Hier liegt der Unterschied. Erotische Nacktheit demonstriert Anziehung, nicht die Schönheit des weiblichen Körpers. Es gibt keinen Hinweis auf Sexualität, doch der Künstler berührt und zupft kurz. Ziel ist es, den männlichen Wunsch, Schönheit und Sexualität zu beherrschen, herauszufordern und zu stimulieren.
Beispielsweise verblüfften Fotografen auf einer Ausstellung in Paris im Jahr 1900 die Gesellschaft, indem sie ihre Werke der Weltöffentlichkeit präsentierten. Nicht durch die Anzahl der Akte, sondern durch die Nachfrage nach diesen Fotografien. Es gab etwa 80. 000 obszöne Fotografien.
1983 malte Helmut Newton das Porträt einer Jungfrau. Die Frau, vom Kopf bis zur Taille halbnackt, befindet sich im Maul eines Krokodils. Ihre untere Körperhälfte ist nackt und für die Fotografie zugänglich. Es war nicht nur die Interpretation, die Bewunderung hervorrief, sondern auch die Stilisierung — der nackte Körper, umhüllt von kulturellen Graden und intellektuellem Ballast, der doch ein instinktives Verlangen nach Schmerz und Lust widerspiegelte.

Künstlerinnen bemühten sich, alle Frauen darzustellen — so vielfältig und doch so schön. Und je schneller dies die breite Masse erreichte, desto schneller beherrschten junge Männer die Fotografie. 1870 wurden in England erotische Postkarten gedruckt.
In Europa wurden nackte Wilde auf Plakaten als Beschützer der Tierwelt dargestellt. Sie waren unbekleidet. Weibliche Reinheit stand in direktem Verhältnis zu den Vorlieben der Bewohner kolonisierter Länder. Selbst die indigene Bevölkerung wollte sich im Tausch gegen Alkohol mit weißen Männern fotografieren lassen.

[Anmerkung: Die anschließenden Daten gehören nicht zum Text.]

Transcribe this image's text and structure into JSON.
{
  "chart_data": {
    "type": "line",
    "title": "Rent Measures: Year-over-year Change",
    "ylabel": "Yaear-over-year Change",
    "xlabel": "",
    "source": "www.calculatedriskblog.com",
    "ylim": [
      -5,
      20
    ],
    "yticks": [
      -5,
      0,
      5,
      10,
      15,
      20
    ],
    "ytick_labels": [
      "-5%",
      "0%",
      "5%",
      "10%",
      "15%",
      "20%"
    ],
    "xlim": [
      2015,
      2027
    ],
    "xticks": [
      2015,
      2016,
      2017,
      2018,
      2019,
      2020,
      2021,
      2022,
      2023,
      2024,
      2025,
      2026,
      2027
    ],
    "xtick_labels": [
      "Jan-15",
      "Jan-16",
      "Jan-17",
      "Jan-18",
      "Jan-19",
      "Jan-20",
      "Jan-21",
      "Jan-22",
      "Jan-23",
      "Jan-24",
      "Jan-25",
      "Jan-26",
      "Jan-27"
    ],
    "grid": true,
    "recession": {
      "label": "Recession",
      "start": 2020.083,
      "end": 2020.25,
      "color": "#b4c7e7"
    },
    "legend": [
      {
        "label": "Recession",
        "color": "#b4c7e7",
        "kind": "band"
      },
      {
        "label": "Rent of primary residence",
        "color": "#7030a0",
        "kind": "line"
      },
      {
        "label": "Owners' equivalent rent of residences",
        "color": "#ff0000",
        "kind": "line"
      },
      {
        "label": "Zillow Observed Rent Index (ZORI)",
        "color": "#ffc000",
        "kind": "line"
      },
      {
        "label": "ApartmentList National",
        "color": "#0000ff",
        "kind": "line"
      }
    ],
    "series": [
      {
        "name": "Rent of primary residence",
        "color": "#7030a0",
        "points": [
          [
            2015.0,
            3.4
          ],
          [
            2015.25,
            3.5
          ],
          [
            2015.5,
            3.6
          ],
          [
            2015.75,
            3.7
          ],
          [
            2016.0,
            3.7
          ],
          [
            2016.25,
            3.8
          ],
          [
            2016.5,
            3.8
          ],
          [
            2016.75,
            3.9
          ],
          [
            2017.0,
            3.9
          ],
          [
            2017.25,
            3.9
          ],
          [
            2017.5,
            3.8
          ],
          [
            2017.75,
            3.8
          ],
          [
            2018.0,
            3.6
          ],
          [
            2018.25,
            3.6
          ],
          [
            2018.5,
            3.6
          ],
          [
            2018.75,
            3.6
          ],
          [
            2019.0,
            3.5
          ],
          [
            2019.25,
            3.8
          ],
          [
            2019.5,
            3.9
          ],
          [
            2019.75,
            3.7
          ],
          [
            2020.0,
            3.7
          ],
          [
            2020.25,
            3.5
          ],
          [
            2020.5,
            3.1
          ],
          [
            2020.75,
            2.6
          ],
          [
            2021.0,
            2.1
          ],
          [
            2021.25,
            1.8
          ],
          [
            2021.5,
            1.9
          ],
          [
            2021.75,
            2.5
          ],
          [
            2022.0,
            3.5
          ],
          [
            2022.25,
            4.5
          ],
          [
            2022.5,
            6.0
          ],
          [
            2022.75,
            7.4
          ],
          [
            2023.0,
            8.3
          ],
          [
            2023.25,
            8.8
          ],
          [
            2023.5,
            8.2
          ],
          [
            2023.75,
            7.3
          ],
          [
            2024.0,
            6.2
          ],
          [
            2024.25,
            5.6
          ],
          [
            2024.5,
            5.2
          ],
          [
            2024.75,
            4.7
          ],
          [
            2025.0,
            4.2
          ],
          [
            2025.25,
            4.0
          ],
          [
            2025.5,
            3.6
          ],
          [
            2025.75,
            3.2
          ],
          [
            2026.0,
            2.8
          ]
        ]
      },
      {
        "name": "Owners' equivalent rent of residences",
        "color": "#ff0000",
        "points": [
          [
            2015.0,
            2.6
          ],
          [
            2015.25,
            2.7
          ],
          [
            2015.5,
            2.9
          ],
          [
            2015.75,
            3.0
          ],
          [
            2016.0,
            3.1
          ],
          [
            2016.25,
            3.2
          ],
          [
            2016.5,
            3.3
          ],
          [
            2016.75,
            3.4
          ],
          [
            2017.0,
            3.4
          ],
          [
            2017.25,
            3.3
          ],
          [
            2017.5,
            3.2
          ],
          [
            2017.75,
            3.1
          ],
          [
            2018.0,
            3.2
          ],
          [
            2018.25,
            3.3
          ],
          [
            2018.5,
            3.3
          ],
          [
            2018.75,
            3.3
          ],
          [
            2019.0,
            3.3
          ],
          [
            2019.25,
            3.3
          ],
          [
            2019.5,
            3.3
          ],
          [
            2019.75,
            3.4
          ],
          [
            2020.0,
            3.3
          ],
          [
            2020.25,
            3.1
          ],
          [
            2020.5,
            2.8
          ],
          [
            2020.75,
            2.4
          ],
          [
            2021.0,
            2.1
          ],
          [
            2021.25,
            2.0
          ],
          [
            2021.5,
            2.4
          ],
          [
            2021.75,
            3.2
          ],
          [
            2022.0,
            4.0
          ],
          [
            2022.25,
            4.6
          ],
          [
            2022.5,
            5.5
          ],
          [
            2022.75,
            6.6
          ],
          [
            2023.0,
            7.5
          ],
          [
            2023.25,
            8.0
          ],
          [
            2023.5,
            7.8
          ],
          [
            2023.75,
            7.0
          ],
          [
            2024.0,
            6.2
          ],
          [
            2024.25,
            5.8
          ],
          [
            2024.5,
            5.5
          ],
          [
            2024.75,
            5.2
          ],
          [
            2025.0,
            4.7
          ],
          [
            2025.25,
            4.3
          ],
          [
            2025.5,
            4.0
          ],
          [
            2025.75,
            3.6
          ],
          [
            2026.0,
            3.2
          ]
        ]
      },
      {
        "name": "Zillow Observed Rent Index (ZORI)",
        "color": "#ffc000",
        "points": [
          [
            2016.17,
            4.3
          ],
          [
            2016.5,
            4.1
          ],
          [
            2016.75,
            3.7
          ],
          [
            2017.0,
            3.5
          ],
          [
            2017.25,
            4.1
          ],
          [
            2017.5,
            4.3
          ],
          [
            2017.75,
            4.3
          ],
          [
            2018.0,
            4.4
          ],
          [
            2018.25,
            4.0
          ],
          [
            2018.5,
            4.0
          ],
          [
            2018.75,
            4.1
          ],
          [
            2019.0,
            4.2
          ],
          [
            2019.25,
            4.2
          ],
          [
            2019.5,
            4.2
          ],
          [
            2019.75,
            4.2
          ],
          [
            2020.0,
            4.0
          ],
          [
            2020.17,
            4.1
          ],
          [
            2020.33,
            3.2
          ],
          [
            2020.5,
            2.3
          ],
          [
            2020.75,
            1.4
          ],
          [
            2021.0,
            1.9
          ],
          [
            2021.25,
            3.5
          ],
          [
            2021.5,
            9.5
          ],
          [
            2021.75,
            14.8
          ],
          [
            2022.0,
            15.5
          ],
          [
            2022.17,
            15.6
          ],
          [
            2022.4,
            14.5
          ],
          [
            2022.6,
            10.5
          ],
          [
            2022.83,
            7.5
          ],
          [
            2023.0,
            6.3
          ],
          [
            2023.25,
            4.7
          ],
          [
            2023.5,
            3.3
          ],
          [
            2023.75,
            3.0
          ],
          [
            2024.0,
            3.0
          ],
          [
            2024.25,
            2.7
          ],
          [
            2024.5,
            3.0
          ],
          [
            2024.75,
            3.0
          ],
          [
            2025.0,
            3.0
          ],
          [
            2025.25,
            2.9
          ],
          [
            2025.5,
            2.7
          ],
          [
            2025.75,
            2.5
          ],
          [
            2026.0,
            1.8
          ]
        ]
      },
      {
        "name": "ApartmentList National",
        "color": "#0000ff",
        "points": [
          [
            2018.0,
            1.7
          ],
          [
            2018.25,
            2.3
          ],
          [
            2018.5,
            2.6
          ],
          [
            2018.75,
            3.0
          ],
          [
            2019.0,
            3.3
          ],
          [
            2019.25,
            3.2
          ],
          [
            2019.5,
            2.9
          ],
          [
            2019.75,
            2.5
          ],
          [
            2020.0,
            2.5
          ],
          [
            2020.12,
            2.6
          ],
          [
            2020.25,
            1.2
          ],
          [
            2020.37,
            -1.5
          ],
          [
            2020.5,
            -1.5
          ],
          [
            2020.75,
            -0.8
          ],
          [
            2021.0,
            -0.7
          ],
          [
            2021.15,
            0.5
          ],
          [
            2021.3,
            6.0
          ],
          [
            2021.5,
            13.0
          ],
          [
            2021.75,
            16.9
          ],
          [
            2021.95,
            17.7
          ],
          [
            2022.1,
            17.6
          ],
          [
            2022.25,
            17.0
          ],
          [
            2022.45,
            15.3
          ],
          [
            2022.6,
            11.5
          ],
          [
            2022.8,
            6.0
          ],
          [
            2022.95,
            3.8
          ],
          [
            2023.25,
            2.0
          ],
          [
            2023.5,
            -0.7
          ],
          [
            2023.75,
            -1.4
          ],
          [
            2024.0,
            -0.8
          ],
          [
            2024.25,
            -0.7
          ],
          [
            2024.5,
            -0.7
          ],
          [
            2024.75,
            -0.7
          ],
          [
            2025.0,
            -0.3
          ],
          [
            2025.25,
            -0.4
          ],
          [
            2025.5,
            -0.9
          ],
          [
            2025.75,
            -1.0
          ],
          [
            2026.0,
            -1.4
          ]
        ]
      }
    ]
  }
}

Erotische Malerei und künstlerische Plastizität
Wo es unmöglich ist, die intimsten Merkmale zu verbergen, sind erotische Fotografien nur für Männer erlaubt. Wenn eine Frau von hinten und von vorn natürlich aussieht, aber nicht all ihre Reize zeigen kann, verraten Männer ihre Ambitionen zwischen ihren Beinen. So funktioniert die Natur, doch selbst die normal geformten Muskeln im Schatten des Fotografen lassen die Seele unberührt.
Dieselbe erotische, schockierende Plastizität entsteht in Fotografien. Sie werden gemeinhin als Gemälde bezeichnet. Wenn ein Künstler mit dem Stift jede Falte, jeden Schatten und jede Grübchen einfängt, entsteht ein surrealistisches Gemälde, das die Realität des Dargestellten evoziert.

Auch Frauen können sich in diese Idylle einfügen, wenn sie sich zuvor verkleiden. Ein Fotograf kann, wie ein Künstler, nur männliche oder weibliche Eigenschaften festhalten, aber nicht die Realität der Ereignisse vollständig vermitteln. In der Kunst sollte das Modell unsicher wirken; das Foto sollte asexuell sein, sonst ändert sich die stilistische Richtung.
Das Werk sollte interessant sein — die Handlung, die Gedanken des Autors. Alles sollte sichtbar sein. Ich möchte zum Beispiel sportliche Fähigkeiten hervorheben — die Fähigkeit, beim Betrachter einen guten Eindruck zu hinterlassen. Das bedeutet, dass Sie sich auf verspannte Muskeln und Kurven konzentrieren müssen. Wenn Sie Einfachheit und Spontaneität wünschen, dann gilt dies auch für den weiblichen Körper.
Auch die Anonymität bleibt gewahrt, da bei Nu-Art kein Gesicht verwendet wird. Dies ist die Essenz der Stilisierung und einer Änderung der Denkrichtung einzelner Künstler in der aktuellen Zeit, obwohl dies nicht jedem gelingt.